NOTE: Meat tenderizer contains enzymes that will destroy proteins that stick to the DNA and may contaminate the extraction.
Person #2
- Measure 9 ml of distilled water in the 10ml graduated cylinder and give it to person #3.
- Use bulb pipet to add approximately 1 ml (soap to the bottom of the bulb) of liquid detergent soap (in plastic bottles-share with another table) into the mortar. Be careful the soap is very messy!
- Dispose of bulb pipet into the lined trash can, without dripping!
- When water and soap have been added to mortar, let person #3 continue with his/her job. The detergent/salt solution breaks down the lipid walls of the cells to release the cytoplasm and the cell contents. The salt shields the negative ends of the phosphates of the cell membrane.
Person #3
- Get a thumb-sized piece of banana from your teacher.
- Place banana in the mortar and pestle. Macerate (mash it up) the banana in the mortar. The macerating action further breaks apart the cell membranes and cell walls of the banana.
- Try not to macerate too hard as you will get foam and bubbles, making it harder to extract the DNA from it.
- As team members #1 and #3 hand you reagents, carefully pour all the reagents into the mortar and continue to macerate while mixing all the reagents.

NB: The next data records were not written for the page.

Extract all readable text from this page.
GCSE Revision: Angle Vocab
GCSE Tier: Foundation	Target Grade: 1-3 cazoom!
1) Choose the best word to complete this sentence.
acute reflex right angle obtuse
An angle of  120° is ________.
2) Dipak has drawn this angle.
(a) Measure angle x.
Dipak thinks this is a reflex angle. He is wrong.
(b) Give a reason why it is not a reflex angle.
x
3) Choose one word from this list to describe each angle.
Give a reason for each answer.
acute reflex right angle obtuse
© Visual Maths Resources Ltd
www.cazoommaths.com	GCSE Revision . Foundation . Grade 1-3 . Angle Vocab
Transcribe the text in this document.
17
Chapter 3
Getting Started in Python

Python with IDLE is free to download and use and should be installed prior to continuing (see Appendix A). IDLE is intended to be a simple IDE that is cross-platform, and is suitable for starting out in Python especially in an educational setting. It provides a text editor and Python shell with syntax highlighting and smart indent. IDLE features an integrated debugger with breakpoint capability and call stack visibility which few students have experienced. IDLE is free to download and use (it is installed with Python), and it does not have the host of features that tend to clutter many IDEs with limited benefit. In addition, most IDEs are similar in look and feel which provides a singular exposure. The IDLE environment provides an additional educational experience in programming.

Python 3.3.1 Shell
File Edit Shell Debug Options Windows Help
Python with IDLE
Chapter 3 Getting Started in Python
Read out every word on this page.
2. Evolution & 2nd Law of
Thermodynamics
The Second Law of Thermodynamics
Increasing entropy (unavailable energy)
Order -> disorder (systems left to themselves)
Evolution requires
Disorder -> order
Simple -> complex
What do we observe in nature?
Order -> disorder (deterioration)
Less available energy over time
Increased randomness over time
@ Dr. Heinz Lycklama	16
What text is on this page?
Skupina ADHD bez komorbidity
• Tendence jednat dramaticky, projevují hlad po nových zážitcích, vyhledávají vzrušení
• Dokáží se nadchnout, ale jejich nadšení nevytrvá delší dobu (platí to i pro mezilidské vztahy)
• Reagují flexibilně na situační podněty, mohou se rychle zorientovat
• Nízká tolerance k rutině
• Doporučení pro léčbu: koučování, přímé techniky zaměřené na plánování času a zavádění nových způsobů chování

- The resulting mix should be a runny thick paste, called a lysate, once all of the reagents are added. If it is not a runny paste, add a couple more milliliters of water, measuring the water in the graduated cylinder.
Person #4
- Carefully pour the lysate from the mortar into a clean plastic reaction tube. Wipe off lysate from the sides of the reaction tube so all the lysate is in the bottom of the tube.
- If you have any foam or bubbles on top of your lysate, in the bottom of the reaction tube, try to wipe some of them out with a paper towel. Dispose of paper towels in lined trash can.
- Carefully, using squeeze bottle, squirt 15-20 ml (use side of reaction tube as your measurement) of ice cold ethanol down the side of the test tube to form a visible alcohol layer on top of the lysate. Do not touch the squirt bottle tip to the reaction tube nor do not squirt directly into the lysate. The 95% ethanol must be ICE COLD. It should be left in a plastic container in the freezer overnight. The teacher has already put the 95% ethanol in the freezer. DNA, in the presence of alcohol, will form into a mucous-appearing solid, called a precipitate.
- You should immediately begin to see bubbles forming in the alcohol layer. DNA will form a mucous looking solid with small bubbles, causing it to rise from lysate layer to the alcohol layer. You can gently twirl your test tube to allow more DNA to come up into the alcohol layer.
- Taking turns, use a clean bulb pipet to suck the DNA out of the alcohol layer and put it into a small DNA test tube that the teacher will provide at the end of the lab. Person #4, make sure that each person gets a small amount of DNA in his/her test tube with a small amount of ethanol in the tube as well.
- If the DNA is too thick for the bulb pipet, use a paperclip with a bent tip to "fish" DNA out of the alcohol layer.
Congratulations! You have extracted DNA!!
Person #4: After you have extracted DNA, dump alcohol and lysate into lined trash can.
Cleaning Duties
Person #1—Wipe down pan of balance with damp paper towel, help Person #2.
Person #2—With Person #1, wipe down table with wet paper towels.
Person #3—Wipe off items in the metal pan, including the pan itself with damp paper towels.
Person #4—Rinse mortar and pestel well in sink. Rinse and clean out the reaction tube.
Conclusion
Draw a comic strip of each step of the procedure, with explanations as to why we added each reagent. Include yourself in the comic strip. The comic strip must be neat and use colors.